Buy-to-let applications for these groups are frequently considered “complex” due to additional regulatory and legal considerations. Lenders may restrict the availability of such products to advisers with specialised knowledge. For example, advisers must fully understand the sanctions regime. Advising individuals or companies subject to sanctions could lead to severe legal consequences for the adviser.
Money laundering regulations also present added challenges when dealing with overseas clients. Transactions involving individuals not physically located in the UK often require enhanced due diligence, making compliance more intricate.

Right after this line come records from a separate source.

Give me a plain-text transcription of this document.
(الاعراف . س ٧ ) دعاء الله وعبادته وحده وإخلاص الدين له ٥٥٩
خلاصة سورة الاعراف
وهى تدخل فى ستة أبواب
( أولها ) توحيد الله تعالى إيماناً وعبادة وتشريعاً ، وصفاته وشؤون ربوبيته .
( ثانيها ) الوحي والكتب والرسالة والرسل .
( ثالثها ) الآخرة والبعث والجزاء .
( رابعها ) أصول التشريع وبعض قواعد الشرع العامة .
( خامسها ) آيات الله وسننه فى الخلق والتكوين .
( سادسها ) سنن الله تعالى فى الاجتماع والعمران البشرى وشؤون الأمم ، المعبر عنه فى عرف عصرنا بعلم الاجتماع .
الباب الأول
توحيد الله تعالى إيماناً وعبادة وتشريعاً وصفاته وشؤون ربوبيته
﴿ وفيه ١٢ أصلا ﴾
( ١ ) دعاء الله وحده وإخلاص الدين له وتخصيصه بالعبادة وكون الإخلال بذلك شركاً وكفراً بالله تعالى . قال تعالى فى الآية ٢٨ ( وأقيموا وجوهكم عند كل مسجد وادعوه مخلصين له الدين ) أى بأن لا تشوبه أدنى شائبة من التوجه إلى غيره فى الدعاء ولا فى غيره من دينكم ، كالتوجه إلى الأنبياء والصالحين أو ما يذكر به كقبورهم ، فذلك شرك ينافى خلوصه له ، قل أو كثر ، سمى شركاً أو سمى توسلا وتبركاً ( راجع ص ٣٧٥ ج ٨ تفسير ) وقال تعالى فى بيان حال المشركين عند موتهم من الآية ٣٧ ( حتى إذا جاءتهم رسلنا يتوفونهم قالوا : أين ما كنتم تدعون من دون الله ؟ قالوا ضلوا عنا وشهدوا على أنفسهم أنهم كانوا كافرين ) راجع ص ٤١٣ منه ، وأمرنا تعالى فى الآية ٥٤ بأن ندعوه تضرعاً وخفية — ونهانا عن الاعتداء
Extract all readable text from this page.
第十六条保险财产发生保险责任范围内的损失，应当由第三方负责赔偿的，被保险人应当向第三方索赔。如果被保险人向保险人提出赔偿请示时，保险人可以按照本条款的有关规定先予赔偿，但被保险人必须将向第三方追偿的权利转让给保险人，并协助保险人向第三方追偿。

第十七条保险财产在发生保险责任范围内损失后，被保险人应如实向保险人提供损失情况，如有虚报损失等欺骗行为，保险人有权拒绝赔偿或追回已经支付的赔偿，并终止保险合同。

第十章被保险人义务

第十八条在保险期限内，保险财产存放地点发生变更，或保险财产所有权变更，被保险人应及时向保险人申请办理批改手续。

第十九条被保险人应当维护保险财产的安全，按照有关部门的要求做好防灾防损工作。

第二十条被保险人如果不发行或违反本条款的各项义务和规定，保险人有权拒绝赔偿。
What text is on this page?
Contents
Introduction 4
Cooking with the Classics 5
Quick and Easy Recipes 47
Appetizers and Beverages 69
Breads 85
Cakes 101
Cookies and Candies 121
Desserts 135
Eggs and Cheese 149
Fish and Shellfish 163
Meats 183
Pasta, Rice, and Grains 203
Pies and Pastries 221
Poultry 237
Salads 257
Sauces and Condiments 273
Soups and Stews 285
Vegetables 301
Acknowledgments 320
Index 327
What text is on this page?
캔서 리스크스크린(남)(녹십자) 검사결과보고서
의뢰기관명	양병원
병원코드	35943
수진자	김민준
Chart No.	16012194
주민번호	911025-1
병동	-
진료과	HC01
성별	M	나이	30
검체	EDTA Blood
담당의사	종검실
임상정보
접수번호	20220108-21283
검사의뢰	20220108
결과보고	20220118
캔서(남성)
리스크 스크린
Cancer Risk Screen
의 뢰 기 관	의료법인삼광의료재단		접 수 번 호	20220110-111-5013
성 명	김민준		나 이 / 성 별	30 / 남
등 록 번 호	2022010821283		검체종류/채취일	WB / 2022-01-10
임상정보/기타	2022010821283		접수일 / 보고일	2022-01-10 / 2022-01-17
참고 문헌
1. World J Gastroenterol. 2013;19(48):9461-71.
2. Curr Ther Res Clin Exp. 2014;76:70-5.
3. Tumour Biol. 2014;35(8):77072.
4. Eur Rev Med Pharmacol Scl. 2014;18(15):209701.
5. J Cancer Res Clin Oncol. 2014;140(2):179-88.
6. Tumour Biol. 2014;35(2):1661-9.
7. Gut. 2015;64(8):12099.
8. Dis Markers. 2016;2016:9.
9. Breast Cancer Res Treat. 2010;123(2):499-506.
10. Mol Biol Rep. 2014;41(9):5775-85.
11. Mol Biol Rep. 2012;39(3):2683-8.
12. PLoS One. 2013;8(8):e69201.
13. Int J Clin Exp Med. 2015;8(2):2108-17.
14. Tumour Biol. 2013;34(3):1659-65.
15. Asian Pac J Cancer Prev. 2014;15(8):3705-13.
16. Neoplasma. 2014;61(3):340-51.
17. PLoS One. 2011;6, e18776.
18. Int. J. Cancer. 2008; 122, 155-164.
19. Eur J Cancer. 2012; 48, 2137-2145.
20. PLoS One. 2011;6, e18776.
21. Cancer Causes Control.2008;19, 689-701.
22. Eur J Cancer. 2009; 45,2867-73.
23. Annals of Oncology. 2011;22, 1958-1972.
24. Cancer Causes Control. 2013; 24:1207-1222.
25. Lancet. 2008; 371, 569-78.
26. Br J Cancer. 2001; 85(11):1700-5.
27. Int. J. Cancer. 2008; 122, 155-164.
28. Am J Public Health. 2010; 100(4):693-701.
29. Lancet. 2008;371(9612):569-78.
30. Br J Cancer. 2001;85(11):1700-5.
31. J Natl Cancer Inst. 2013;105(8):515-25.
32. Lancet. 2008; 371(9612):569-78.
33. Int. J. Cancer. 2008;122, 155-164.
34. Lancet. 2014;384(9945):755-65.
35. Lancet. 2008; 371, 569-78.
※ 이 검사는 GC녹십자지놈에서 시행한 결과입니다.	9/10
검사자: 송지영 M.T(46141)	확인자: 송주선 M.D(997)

Offshore Company Structures for Overseas Investors
Purchasing Buy-to-Let properties through a Limited Company is common for UK-based property investors. However, overseas buyers—mainly foreign nationals—often prefer offshore company structures. These structures might involve an offshore entity owning a UK-based company that holds the property. Such arrangements can provide tax benefits and legal protections but require careful planning to ensure compliance with UK regulations.
This evolving landscape demonstrates how international interest in UK property shapes market trends, lender offerings, and adviser expertise.
Start Simple
For advisers looking to venture into this buy-to-let, I would suggest getting to grips with Expats first, as there are fewer complications around language and identification. Some additional points to be aware of are:
- Understand any advice restrictions or regulations for the company your client resides in. Just because buy-to-let is not regulated in the UK does not mean the country the client resides in has no regulations regarding the advice given.
- Ensure the firm or Network you belong to does not restrict you from offering this type of mortgage.
- Use additional identity verification tools and hold virtual meetings rather than phone meetings.
- When discussing ongoing affordability, examine income sources and stability and consider exchange rate fluctuations and potential tax implications.
- If possible, evaluate credit history in the UK and the client’s home country.
- Put together your panel of providers, remembering you may not be able to access all of them directly until you have built up some experience.
I suggest getting to grips with expats first
In addition, invest some time to understand the differences in criteria. The offerings may differ from the lender’s standard Buy to Let offering. The deposit requirements may be higher, there may be restrictions around income or credit, and the rates may differ.
Expats may also have requirements such as an existing Buy-to-Let in the UK, time since they left the UK or UK bank account requirements. Many lenders also have stricter requirements around the solicitor that can be used for the transaction.
Skipton International is a popular Expat lender with loans up to 75% LTV and competitive 5-year fixed interest rates. Molos’ new rates are slightly higher but offer a range of rate offerings, including shorter-term fixed rates and trackers. They also have a lower minimum loan compared to Skipton. UTB’s new offering is very competitive in terms of rate, suiting clients earning over £50000 and with a UK property already.
More specialist lenders like Shawbrook and HTB have Expat offerings for complex property types such as mixed-use.
This type of advice can undoubtedly be lucrative for advisers who take the time to understand the complexities. Alternatively, consider partnering with advisers or packagers you can refer clients to so you can still benefit from helping these clients.